Results: Results revealed that perceived discrimination was associated with higher levels of allostatic load. Furthermore, we found evidence that perceived discrimination and anger control sequentially explained the relationship between SED and allostatic load, such that greater discrimination was associated with lower levels of anger control, which, in turn accounted for the effects of discrimination on allostatic load. These results remained significant after controlling for negative affect, other forms of anger expression, as well as demographic covariates.


Homeowner preferences after September 11th, a microdata approach
Adam Nowak & Juan Sayago-Gomez
Regional Science and Urban Economics, forthcoming

Abstract:

The existence of homeowner preferences - specifically homeowner preferences for neighbors - is fundamental to economic models of sorting. This paper investigates whether or not the terrorist attacks of September 11, 2001 (9/11) impacted local preferences for Arab neighbors. We test for changes in preferences using a differences-in-differences approach in a hedonic pricing model. Relative to sales before 9/11, we find properties within 0.1 miles of an Arab homeowner sold at a 1.4% discount (approximately $4133) in the 180 days after 9/11. The results are robust to a number of specifications including time horizon, event date, distance, time, alternative ethnic groups, and the presence of nearby mosques.
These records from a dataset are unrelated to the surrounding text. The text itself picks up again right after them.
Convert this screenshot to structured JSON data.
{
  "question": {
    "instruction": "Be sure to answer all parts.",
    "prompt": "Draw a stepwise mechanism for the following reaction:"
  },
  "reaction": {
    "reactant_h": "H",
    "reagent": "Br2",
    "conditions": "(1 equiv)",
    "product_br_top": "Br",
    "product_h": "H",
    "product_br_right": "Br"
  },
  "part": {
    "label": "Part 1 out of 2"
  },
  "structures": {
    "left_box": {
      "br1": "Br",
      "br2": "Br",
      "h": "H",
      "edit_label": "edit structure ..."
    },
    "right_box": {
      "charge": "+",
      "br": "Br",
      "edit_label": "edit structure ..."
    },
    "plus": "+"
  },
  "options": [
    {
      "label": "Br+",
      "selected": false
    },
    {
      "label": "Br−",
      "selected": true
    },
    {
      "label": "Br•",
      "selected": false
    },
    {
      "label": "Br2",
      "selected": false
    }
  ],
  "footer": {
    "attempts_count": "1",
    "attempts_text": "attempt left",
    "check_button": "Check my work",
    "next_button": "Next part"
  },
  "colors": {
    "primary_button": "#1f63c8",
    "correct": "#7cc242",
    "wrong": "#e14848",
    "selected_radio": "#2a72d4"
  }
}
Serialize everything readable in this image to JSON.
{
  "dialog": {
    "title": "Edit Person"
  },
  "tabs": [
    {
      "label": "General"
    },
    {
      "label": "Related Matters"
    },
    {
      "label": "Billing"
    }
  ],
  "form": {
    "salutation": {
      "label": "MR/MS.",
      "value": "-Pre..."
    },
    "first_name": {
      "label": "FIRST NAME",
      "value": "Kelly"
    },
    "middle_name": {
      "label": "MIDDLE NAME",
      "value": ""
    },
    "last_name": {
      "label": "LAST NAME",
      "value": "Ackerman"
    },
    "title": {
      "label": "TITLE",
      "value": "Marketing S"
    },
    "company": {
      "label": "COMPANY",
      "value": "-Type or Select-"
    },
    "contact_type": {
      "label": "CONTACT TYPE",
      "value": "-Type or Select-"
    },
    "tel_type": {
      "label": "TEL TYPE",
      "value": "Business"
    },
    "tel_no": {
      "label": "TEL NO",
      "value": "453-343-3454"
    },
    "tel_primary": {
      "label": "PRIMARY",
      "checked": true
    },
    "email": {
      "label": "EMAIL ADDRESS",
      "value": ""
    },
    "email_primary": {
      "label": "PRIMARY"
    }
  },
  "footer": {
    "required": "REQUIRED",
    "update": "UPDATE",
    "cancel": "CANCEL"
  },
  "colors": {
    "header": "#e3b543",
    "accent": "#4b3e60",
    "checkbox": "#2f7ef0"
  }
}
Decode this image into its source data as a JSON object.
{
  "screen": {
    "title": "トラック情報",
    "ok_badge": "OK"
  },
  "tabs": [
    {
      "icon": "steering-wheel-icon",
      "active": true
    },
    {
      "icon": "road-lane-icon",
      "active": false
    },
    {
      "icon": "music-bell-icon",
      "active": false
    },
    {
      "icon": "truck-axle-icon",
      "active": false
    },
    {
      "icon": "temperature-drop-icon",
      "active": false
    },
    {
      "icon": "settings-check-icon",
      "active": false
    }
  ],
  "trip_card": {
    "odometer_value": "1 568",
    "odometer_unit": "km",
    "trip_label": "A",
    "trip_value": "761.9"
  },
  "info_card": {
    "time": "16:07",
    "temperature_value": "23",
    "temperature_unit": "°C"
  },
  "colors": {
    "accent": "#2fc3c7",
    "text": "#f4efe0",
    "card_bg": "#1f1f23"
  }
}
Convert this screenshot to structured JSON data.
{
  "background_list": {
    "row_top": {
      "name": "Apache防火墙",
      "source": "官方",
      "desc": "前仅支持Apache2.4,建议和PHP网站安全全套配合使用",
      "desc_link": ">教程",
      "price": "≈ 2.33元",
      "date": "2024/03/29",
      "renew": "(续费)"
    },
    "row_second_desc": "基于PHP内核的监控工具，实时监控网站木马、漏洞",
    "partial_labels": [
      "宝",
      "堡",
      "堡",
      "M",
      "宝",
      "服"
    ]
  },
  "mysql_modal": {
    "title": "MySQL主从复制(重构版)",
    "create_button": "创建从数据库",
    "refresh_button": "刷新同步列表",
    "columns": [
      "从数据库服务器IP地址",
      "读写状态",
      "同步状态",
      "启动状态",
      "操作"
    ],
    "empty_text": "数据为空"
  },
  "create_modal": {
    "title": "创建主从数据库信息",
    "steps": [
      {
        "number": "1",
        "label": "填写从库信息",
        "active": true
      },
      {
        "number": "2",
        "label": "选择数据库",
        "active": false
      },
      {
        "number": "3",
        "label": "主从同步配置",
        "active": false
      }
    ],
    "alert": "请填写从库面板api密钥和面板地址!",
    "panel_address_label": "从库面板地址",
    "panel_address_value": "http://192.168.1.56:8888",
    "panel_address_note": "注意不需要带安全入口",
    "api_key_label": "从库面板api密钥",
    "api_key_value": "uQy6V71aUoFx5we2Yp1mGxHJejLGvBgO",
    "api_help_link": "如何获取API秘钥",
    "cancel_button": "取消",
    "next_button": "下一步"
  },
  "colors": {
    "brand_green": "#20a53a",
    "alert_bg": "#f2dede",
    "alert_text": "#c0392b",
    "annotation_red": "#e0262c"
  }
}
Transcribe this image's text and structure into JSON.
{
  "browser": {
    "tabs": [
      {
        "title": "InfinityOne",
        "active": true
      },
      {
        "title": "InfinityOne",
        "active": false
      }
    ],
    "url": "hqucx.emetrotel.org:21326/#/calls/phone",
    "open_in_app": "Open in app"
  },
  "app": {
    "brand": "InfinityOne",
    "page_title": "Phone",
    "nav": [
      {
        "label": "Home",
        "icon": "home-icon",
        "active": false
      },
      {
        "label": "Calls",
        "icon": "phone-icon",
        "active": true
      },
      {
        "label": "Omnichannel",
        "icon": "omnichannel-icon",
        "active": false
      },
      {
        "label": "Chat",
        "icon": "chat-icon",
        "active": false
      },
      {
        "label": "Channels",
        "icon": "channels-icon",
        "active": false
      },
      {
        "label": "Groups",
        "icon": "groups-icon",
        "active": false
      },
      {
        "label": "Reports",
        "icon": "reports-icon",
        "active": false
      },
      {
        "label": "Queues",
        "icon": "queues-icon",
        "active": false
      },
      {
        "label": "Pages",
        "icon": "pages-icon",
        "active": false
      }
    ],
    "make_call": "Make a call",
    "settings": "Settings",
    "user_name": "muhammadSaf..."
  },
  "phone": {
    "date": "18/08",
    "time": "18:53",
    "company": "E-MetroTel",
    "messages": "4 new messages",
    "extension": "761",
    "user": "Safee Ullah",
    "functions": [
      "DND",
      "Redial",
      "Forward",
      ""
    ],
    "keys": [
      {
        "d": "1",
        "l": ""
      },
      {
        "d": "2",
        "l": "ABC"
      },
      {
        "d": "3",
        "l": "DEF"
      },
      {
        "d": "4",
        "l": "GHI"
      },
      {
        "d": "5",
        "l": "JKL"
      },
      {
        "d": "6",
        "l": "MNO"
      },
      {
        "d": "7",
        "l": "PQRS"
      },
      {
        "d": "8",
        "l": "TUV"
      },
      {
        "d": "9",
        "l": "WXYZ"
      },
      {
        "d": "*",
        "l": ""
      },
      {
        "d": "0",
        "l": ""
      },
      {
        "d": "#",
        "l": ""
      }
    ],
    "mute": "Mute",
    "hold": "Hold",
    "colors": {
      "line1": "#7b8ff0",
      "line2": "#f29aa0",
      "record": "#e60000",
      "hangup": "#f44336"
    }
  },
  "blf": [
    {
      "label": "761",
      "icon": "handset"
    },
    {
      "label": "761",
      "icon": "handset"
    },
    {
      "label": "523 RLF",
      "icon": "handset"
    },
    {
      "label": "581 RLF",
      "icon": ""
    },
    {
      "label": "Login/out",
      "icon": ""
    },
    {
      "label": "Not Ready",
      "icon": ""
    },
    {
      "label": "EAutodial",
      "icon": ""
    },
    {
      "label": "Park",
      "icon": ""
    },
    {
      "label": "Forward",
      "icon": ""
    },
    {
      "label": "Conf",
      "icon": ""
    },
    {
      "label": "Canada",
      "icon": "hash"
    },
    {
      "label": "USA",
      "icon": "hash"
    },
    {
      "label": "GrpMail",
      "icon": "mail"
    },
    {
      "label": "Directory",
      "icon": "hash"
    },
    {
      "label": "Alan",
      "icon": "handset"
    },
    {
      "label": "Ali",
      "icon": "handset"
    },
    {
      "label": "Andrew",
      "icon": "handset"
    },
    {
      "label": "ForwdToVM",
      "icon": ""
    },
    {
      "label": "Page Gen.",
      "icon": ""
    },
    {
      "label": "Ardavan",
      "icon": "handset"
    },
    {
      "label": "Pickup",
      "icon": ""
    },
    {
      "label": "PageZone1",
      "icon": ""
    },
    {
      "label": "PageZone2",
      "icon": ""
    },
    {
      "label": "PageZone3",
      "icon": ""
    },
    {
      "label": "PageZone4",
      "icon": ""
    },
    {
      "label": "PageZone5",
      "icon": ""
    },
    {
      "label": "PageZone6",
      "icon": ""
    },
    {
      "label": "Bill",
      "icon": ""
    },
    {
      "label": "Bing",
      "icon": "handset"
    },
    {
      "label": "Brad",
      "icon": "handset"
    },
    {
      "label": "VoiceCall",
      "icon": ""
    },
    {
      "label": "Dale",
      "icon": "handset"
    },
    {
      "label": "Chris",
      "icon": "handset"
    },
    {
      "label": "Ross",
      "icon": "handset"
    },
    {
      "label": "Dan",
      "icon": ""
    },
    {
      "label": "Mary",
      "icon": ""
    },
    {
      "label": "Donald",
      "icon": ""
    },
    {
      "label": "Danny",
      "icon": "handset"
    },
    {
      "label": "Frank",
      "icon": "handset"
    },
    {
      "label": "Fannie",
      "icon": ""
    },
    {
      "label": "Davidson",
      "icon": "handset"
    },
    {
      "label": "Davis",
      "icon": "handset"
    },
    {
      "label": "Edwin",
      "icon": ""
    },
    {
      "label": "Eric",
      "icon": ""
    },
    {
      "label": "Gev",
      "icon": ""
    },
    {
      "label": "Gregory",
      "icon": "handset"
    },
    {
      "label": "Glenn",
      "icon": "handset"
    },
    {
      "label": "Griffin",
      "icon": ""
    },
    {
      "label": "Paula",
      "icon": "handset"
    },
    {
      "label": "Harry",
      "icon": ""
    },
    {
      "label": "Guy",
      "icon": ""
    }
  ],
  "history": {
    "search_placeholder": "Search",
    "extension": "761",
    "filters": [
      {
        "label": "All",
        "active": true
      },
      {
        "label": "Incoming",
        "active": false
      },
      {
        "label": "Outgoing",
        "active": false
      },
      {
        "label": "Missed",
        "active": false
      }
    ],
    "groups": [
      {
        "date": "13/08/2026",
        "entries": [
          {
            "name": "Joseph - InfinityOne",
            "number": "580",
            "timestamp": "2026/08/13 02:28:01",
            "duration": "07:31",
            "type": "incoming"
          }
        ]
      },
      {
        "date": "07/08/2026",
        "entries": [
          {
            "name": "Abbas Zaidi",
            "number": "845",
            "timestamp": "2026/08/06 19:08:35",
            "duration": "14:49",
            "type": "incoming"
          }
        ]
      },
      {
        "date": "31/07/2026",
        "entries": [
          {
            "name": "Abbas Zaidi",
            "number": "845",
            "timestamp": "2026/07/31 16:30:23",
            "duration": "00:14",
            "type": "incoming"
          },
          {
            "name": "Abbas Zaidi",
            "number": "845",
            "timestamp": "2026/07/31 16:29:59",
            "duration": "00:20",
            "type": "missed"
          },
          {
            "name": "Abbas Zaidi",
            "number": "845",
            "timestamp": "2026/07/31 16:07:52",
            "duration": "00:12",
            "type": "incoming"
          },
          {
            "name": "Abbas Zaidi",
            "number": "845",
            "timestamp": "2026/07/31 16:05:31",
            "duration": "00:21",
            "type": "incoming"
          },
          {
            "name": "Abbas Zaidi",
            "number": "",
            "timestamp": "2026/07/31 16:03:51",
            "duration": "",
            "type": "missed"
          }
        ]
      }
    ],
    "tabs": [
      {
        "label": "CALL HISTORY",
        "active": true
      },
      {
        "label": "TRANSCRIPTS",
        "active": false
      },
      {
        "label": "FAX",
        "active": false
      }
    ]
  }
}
Previous research has shown price effects at neighborhood levels but has not identified effects at the micro or individual property level, and for good reason: most transaction level data sets do not include ethnic identifiers. Applying methods from the machine learning and biostatistics literature, we develop a binomial classifier using a supervised learning algorithm and identify Arab homeowners based on the name of the buyer. We train the binomial classifier using names from Summer Olympic Rosters for 221 countries during the years 1948-2012. We demonstrate the flexibility of our methodology and perform an interesting counterfactual by identifying Hispanic and Asian homeowners in the data; unlike the statistically significant results for Arab homeowners, we find no meaningful results for Hispanic and Asian homeowners following 9/11.


Loci associated with skin pigmentation identified in African populations
Nicholas Crawford et al.
Science, forthcoming

Abstract:

Despite the wide range of skin pigmentation in humans, little is known about its genetic basis in global populations. Examining ethnically diverse African genomes, we identify variants in or near SLC24A5, MFSD12, DDB1, TMEM138, OCA2 and HERC2 that are significantly associated with skin pigmentation. Genetic evidence indicates that the light pigmentation variant at SLC24A5 was introduced into East Africa by gene flow from non-Africans. At all other loci, variants associated with dark pigmentation in Africans are identical by descent in southern Asian and Australo-Melanesian populations. Functional analyses indicate that MFSD12 encodes a lysosomal protein that affects melanogenesis in zebrafish and mice, and that mutations in melanocyte-specific regulatory regions near DDB1/TMEM138 correlate with expression of UV response genes under selection in Eurasians.